4 Ocak 2009 Pazar

Devrim Erbil ile Söyleşi

Sanatın Anadolu Aydınlanması Proje Danışma Kurulu üyesi Prof. Dr. Devrim Erbil ile sanat, eğitim ve projeler üzerine söyleşi gerçekleştirdik... Keyifle okuyacağınızı umuyoruz.

Saygılarımızla
Live Sanat

























Sizce bir ressamın olmazsa olmaz kuralları nelerdir?
Ressam olmak herhangi bir meslek sahibi olmak gibi değildir, belli kurallara oturtamazsınız. Ben uzun yıllardır sanat eğitimciliği yapıyorum, meslek olarak resim yapmayı seçen genç arkadaşlarla beraber çalışıyorum. Mimar Sinan Üniversitesinde 45 sene hocalık yaptım. Öğrencilerim bu işi sevdikleri için okumaya gelmişlerdi, çünkü bu işin birinci kuralı sevgidir.
Severek yapılan her iş de başarılı olur. Ama sanatta sevgi; olağan üstü bir coşku, heyecan haline gelmedikçe sanatçı olmanın hiçbir anlamı yoktur. Sadece bir takım işler üretmek değil, onun içine yüreğini koymak, onu sevgiyle yoğurmak bu mesleğin olmazsa olmaz ilk koşuludur. Sevgi ve coşku bir sanatçının yaşantısında olmadıkça hiç bir şey olmaz. Tabi coşku deyince sadece sevinçleri kastetmiyorum. Çevrede gördüğü insanoğlunun onuruna yakışmayacak davranışların, toplumsal acıların, kişisel acıların bütün toplamı o sanatçının yüreğinde birikir. Sanatçı dünyanın her yerinde acıyı daha derinden hisseden insandır. O yüzden sanatçının bir diğer yönü de duyguları çok yoğun yaşamasıdır. Ama sanatçı sadece mutlu olduğu zaman sevinci, mutsuz olduğu zaman acıyı yansıtmaz. Tam tersidir aslında yaşamı acılarla dolu olduğu zaman o dengeyi kurmak için mutluluğun ve yaşam sevincinin sanatçısıdır. Tersi olduğu zaman da üzüntülerin sanatçısıdır. Yani sanat bir yerde yaşamı dengeleyen bir unsurdur. Bu nedenle bir sanatçının toplumsal olaylardan haberdar olması, insanoğlunun bugüne kadar yaptıklarını, yapacaklarını düşünmesi, bilmesi, edebiyatla, felsefeyle, estetikle ilgilenmesi, yaratıcı bir dünya görüşüne sahip olması, sabırlı, dikkatli, düzenli ve özgün olması gerekir. Bunları alt alta sıraladığımızda görülüyor ki, bir sanatçı olabilmek için sadece o mesleğin kurallarını öğrenmek yetmez, onun içine sevgiyi, onun içine yaratıcı gücü, onun içine özgünlüğü, onun içine kişiselliği, onun içine yaşadığı coğrafyanın ve kültürün uygarlık birikimlerini katması gerekir. Olmazsa olmazları bunlardır sanatçının…
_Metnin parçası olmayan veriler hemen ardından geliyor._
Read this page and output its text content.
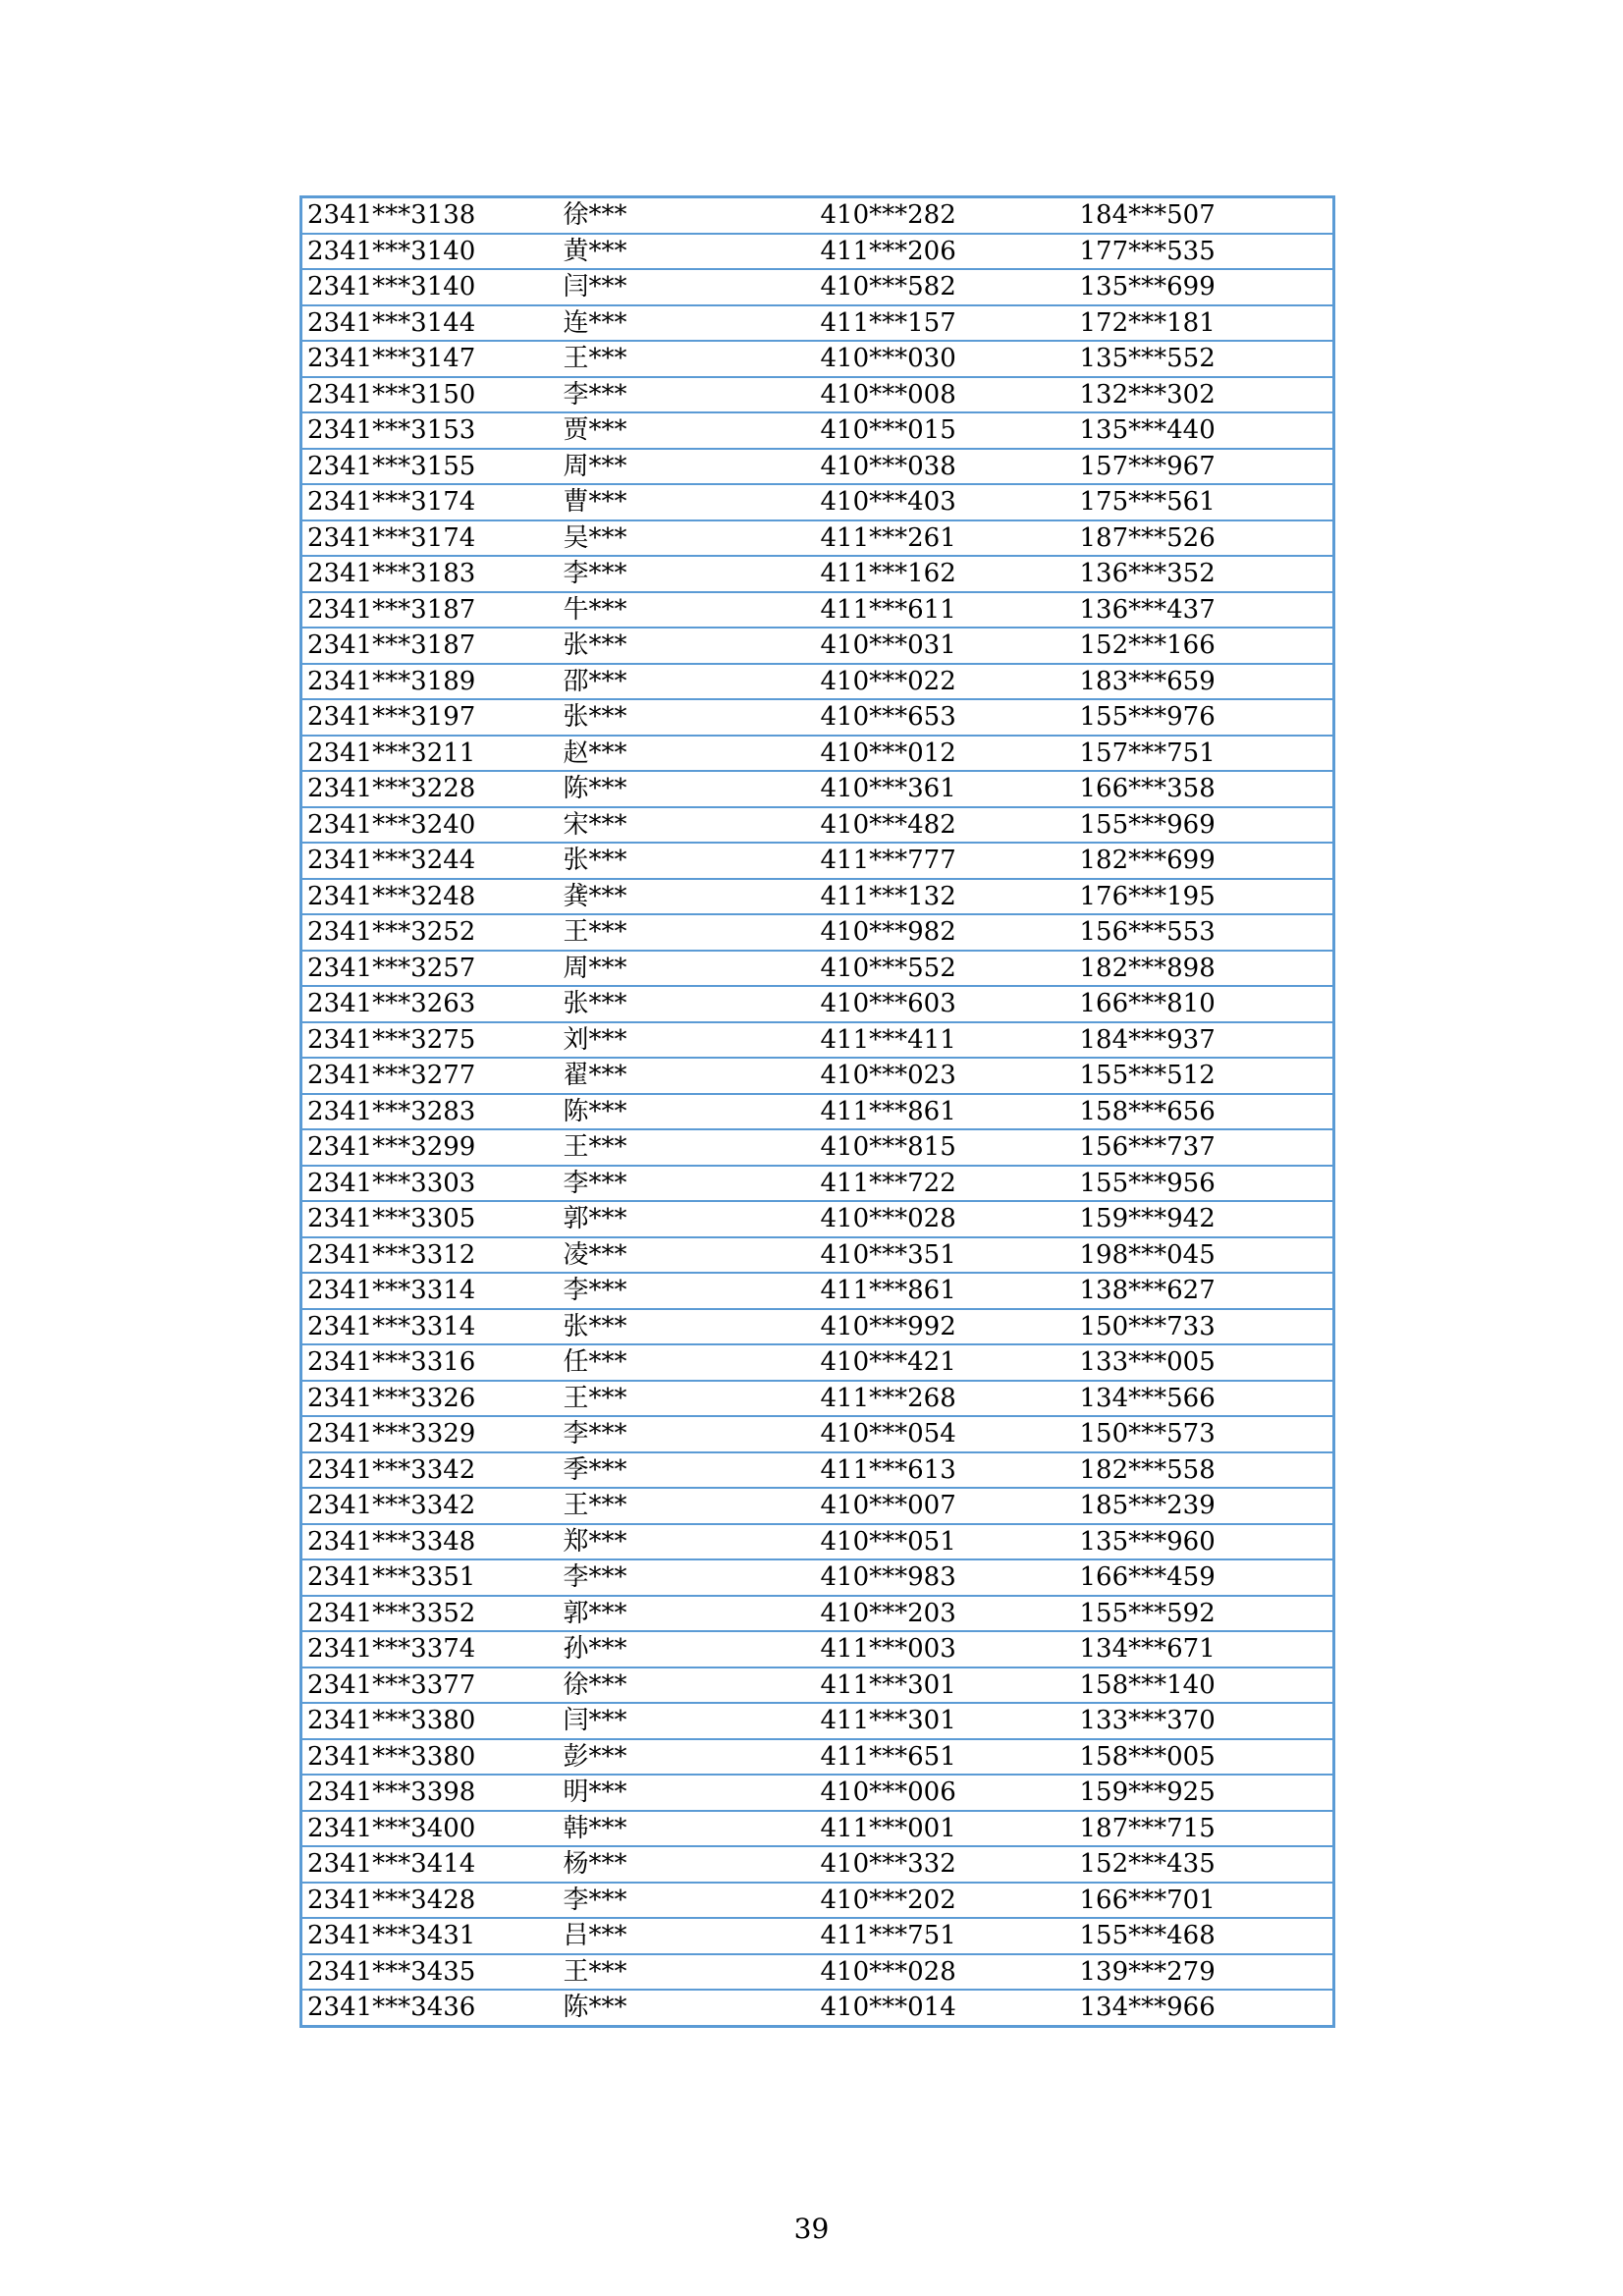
2341***3138	徐***	410***282	184***507
2341***3140	黄***	411***206	177***535
2341***3140	闫***	410***582	135***699
2341***3144	连***	411***157	172***181
2341***3147	王***	410***030	135***552
2341***3150	李***	410***008	132***302
2341***3153	贾***	410***015	135***440
2341***3155	周***	410***038	157***967
2341***3174	曹***	410***403	175***561
2341***3174	吴***	411***261	187***526
2341***3183	李***	411***162	136***352
2341***3187	牛***	411***611	136***437
2341***3187	张***	410***031	152***166
2341***3189	邵***	410***022	183***659
2341***3197	张***	410***653	155***976
2341***3211	赵***	410***012	157***751
2341***3228	陈***	410***361	166***358
2341***3240	宋***	410***482	155***969
2341***3244	张***	411***777	182***699
2341***3248	龚***	411***132	176***195
2341***3252	王***	410***982	156***553
2341***3257	周***	410***552	182***898
2341***3263	张***	410***603	166***810
2341***3275	刘***	411***411	184***937
2341***3277	翟***	410***023	155***512
2341***3283	陈***	411***861	158***656
2341***3299	王***	410***815	156***737
2341***3303	李***	411***722	155***956
2341***3305	郭***	410***028	159***942
2341***3312	凌***	410***351	198***045
2341***3314	李***	411***861	138***627
2341***3314	张***	410***992	150***733
2341***3316	任***	410***421	133***005
2341***3326	王***	411***268	134***566
2341***3329	李***	410***054	150***573
2341***3342	季***	411***613	182***558
2341***3342	王***	410***007	185***239
2341***3348	郑***	410***051	135***960
2341***3351	李***	410***983	166***459
2341***3352	郭***	410***203	155***592
2341***3374	孙***	411***003	134***671
2341***3377	徐***	411***301	158***140
2341***3380	闫***	411***301	133***370
2341***3380	彭***	411***651	158***005
2341***3398	明***	410***006	159***925
2341***3400	韩***	411***001	187***715
2341***3414	杨***	410***332	152***435
2341***3428	李***	410***202	166***701
2341***3431	吕***	411***751	155***468
2341***3435	王***	410***028	139***279
2341***3436	陈***	410***014	134***966
39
Günümüz teknolojisi artık sanatçıya farklı alternatifler sunabilmekte Video art, enstelasyon, digital art vb.. gibi çalışmalar görüyoruz. Peki bu gelişmeleri yakından takip ederken kendi öz kültürümüzü unutuyor muyuz? Sanatta bir batılılaşma mı söz konusu?
Yeni teknoloji sanatın boyutlarını da genişletiyor. Bence bundan hiç çekinmemek lazım. Nasıl ki teknoloji televizyonu, bilgisayarı getirdi ve bundan uzak duralım demek ne kadar garipse, sanatta da yeni teknolojileri kullandığımız zaman batılı oluruz demek bir o kadar gariptir. Ama batılılaşmayı çok farklı bir şekilde irdelemek gerekli. Türkiye’de batılaşma hareketleri Tanzimat’a dayanır. Batılaşma hareketleri bir hayranlık derecesinde kendimizi onun karşısında küçük görme boyutuna ulaştığı zaman taklit olmaya başlar. Ben batılılaşmanın tehlikesini aktarmacı bir düşünce sistemi, aktarmacı sanat ve aktarmacı bir dünya görüşü olarak görüyorum. Eğer o dünya görüşleri buraya aktarılıyorsa biz etrafımızda olup bitenin farkında değilsek, bu toprağın köklerinden bize gelen bir takım uygarlıkların mirasçısı olduğumuzun farkında değilsek, farkına varmadan batıya öykünüyorsak bir anlamı yoktur. Bu topraklar çok özel topraklardır. Anadolu coğrafyası dünyanın hiçbir coğrafyası ile kıyaslanamayacak kadar kültürel zenginlikleri içerir. Biz bütün bu Anadolu uygarlıklarının mirasçısı olarak bütün bunların farkında olmak ve çağdaş dünyaya yeni sesler, yeni ritimler, yeni renkler, yeni duyarlılıklar getirmek zorundayız. Benim batıya bakışım onun etkisinde kalarak batılı olma korkusu değil, onunla hesaplaşmak arzusudur. Bu nedenle etkide kalmanın bir müddet doğal olduğunu düşünelim. Ama artık bir hesaplaşma ve değerlerimizi batı karşısında ortaya koymanın zamanı gelmiştir diyorum.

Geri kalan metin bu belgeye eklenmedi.